Jamilah Kahurangi Gupwell

Personal information
- Full name: Jamilah Palu (Née: Jamilah) Gupwell
- Born: 7 July 1986 (age 40) New Plymouth, New Zealand
- Height: 1.74 m (5 ft 9 in)
- Spouse: Tomasi Palu ​(m. 2015)​
- School: New Plymouth Girls' High School
- University: Victoria University of Wellington

Netball career
- Playing positions: GA, GS, WA
- Years: Club team / Apps
- 2005–07: Capital Shakers
- 2008–2010, 2012: Central Pulse
- 2011: Waikato Bay of Plenty Magic
- Years: National team / Caps
- 2006–07: New Zealand U21

= Jamilah Gupwell =

New Zealand netball player

Jamilah Gupwell (born 7 July 1986 in New Plymouth, New Zealand) is a New Zealand netball player.

She played three years with the Capital Shakers (2005–07) in the National Bank Cup.

She was also a member of the New Zealand U21 team from 2006 to 2007.

Gupwell signed with the Central Pulse for the inaugural ANZ Championship in 2008. Despite a winless season that year, she was one only a few players retained for the 2009 season. Gupwell continues to play with the Central Pulse in 2010.
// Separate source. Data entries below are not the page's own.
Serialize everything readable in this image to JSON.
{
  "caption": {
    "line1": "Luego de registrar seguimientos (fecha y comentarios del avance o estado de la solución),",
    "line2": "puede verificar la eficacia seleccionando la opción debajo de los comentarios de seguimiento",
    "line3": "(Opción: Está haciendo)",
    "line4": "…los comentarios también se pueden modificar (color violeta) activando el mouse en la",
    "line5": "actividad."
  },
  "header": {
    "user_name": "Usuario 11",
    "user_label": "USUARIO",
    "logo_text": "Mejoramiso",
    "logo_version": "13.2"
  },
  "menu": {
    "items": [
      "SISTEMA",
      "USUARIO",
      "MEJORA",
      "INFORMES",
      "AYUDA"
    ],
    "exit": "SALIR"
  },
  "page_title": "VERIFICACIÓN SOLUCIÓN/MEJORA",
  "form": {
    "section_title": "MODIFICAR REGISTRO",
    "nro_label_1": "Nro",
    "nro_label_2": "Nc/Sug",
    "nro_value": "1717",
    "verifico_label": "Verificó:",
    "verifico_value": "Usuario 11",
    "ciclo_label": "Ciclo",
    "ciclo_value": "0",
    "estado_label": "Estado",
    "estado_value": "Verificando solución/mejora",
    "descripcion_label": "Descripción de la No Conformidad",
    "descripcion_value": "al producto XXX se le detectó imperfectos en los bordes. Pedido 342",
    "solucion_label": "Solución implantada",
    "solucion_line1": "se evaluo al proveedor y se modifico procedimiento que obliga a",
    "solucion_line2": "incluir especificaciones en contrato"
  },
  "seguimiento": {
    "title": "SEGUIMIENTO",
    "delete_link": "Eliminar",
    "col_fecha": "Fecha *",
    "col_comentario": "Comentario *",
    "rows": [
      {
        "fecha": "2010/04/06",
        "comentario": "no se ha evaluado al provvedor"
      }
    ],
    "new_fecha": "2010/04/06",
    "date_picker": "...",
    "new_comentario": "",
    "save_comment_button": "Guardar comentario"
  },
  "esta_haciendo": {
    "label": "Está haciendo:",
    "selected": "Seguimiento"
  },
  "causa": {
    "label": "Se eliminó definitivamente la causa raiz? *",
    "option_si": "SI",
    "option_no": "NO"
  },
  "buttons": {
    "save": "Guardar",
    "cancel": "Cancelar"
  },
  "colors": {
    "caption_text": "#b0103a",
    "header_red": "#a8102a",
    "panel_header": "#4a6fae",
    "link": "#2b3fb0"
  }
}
She then moved up to Mount Maunganui for the 2011 ANZ Championship season to play for the Waikato Bay of Plenty Magic, where the team placed third after losing the preliminary final vs Northern Mystics.

For 2012, Gupwell moved back to Wellington to play one more season for the Central Pulse. She then married Tomasi Palu (Tongan International Rugby player and Wellington Lions Rugby player) on 6 June 2015, and they have three daughters.